Back to the point. Bankruptcy is a like a huge weight being lifted off my shoulders. With the exception of a couple of stupid gifts along the way, the majority of my credit was used up on practical things like food, clothes, school supplies and moving. Sure, there were a few CDs along the way, but for the most part I live a pretty frugal life. The food was a lot of cheap takeout and generic cereal, not prime rib. Clothes came from H&M or Target, not quite high fashion. To the dismay of several of my teachers, I always opted for the least expensive paints and brushes I could find. And moving was a matter of life or death. So it’s not like I’ve been out living the high life all these years. But, just like they warn you, credit cards are a slippery slope. Eventually my minimum monthly payments got so large that all my cash went to covering them, forcing me to put more on the cards if I wanted to do something as simple as see a damn movie. For the last three years I’ve been the brokest person I know. And the only solution, the inevitable solution, was bankruptcy.

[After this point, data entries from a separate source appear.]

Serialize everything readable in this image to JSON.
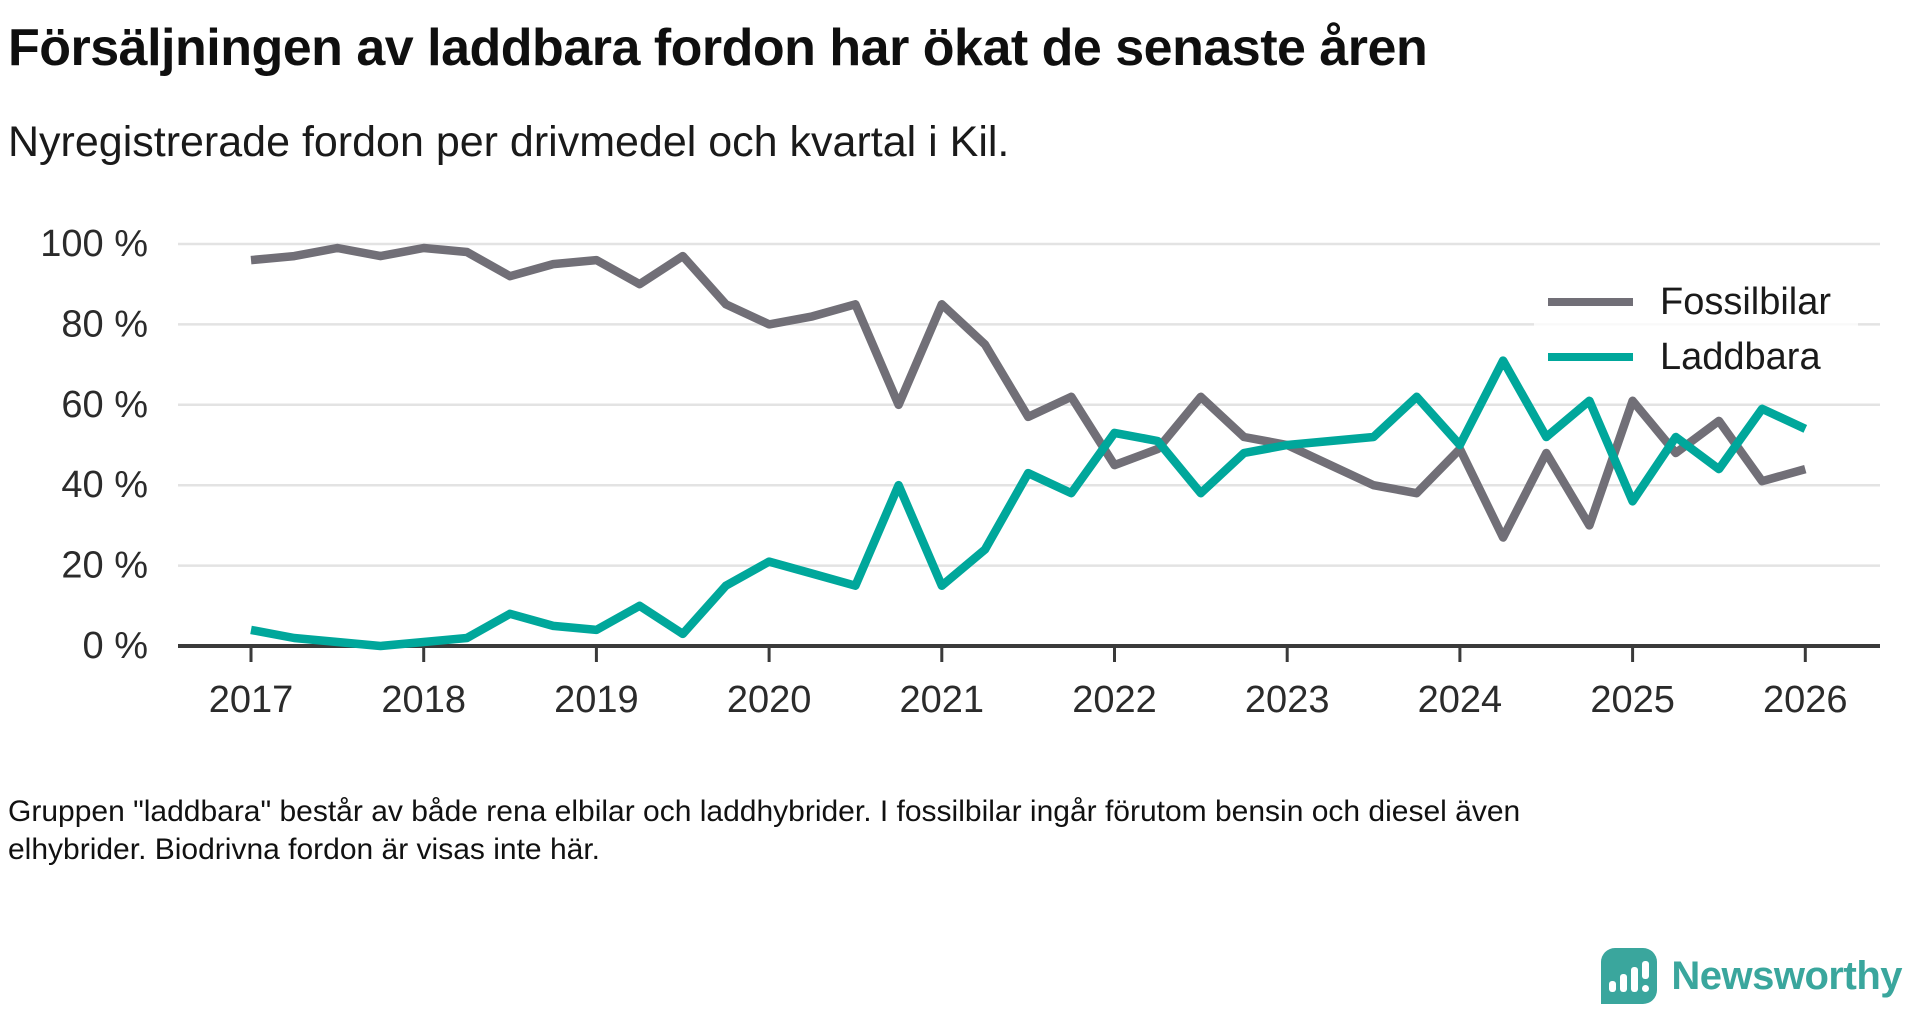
{
  "title": "Försäljningen av laddbara fordon har ökat de senaste åren",
  "subtitle": "Nyregistrerade fordon per drivmedel och kvartal i Kil.",
  "footnote": {
    "lines": [
      "Gruppen \"laddbara\" består av både rena elbilar och laddhybrider. I fossilbilar ingår förutom bensin och diesel även",
      "elhybrider. Biodrivna fordon är visas inte här."
    ]
  },
  "logo": {
    "text": "Newsworthy",
    "icon": "newsworthy-bar-chart-exclamation-icon",
    "color": "#3aa69d"
  },
  "colors": {
    "fossil_line": "#716f77",
    "laddbara_line": "#00a79b",
    "axis": "#3a3a3a",
    "gridline": "#e3e3e3",
    "tick_label": "#2b2b2b",
    "legend_text": "#1a1a1a"
  },
  "chart_data": {
    "type": "line",
    "title": "",
    "xlabel": "",
    "ylabel": "",
    "ylim": [
      0,
      100
    ],
    "y_tick_step": 20,
    "y_tick_labels": [
      "0 %",
      "20 %",
      "40 %",
      "60 %",
      "80 %",
      "100 %"
    ],
    "x_tick_labels": [
      "2017",
      "2018",
      "2019",
      "2020",
      "2021",
      "2022",
      "2023",
      "2024",
      "2025",
      "2026"
    ],
    "grid": "horizontal",
    "legend_position": "inside-upper-right",
    "quarters": [
      "2017 Q1",
      "2017 Q2",
      "2017 Q3",
      "2017 Q4",
      "2018 Q1",
      "2018 Q2",
      "2018 Q3",
      "2018 Q4",
      "2019 Q1",
      "2019 Q2",
      "2019 Q3",
      "2019 Q4",
      "2020 Q1",
      "2020 Q2",
      "2020 Q3",
      "2020 Q4",
      "2021 Q1",
      "2021 Q2",
      "2021 Q3",
      "2021 Q4",
      "2022 Q1",
      "2022 Q2",
      "2022 Q3",
      "2022 Q4",
      "2023 Q1",
      "2023 Q2",
      "2023 Q3",
      "2023 Q4",
      "2024 Q1",
      "2024 Q2",
      "2024 Q3",
      "2024 Q4",
      "2025 Q1",
      "2025 Q2",
      "2025 Q3",
      "2025 Q4",
      "2026 Q1"
    ],
    "unit": "%",
    "series": [
      {
        "name": "Fossilbilar",
        "color": "#716f77",
        "values": [
          96,
          97,
          99,
          97,
          99,
          98,
          92,
          95,
          96,
          90,
          97,
          85,
          80,
          82,
          85,
          60,
          85,
          75,
          57,
          62,
          45,
          49,
          62,
          52,
          50,
          45,
          40,
          38,
          49,
          27,
          48,
          30,
          61,
          48,
          56,
          41,
          44
        ]
      },
      {
        "name": "Laddbara",
        "color": "#00a79b",
        "values": [
          4,
          2,
          1,
          0,
          1,
          2,
          8,
          5,
          4,
          10,
          3,
          15,
          21,
          18,
          15,
          40,
          15,
          24,
          43,
          38,
          53,
          51,
          38,
          48,
          50,
          51,
          52,
          62,
          50,
          71,
          52,
          61,
          36,
          52,
          44,
          59,
          54
        ]
      }
    ]
  }
}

At the same time, bankruptcy is admitting defeat. It’s asking for a hand out. As someone who values his independence, I’m really uncomfortable with admitting that the problem has gotten out of control, that I’m powerless to fix it of my own accord. But it has. And it’s not like I’m not the first person to have to do this. Doesn’t mean I don’t feel like a loser for passing my debt off to the government. It makes me no better than the welfare mom that bought her kid Omega Supreme. Still, I just heard about Bush’s new tax cut plan, and it makes me not feel so bad about sticking it to the government just this once. I always did think Tripticon was kind of cool.

From The Monkey House
a/k/a Simon
Tabula Rasa, baby



The Random:So there's a chance that next week's column might be my last. If I get evicted I'll have more pressing matters than to post my weekly diatribe.
Okay, stop applauding. It's just sounds odd when there's only five of you left reading this, four of you are applauding my demise, and one of those four is Watts. Judas.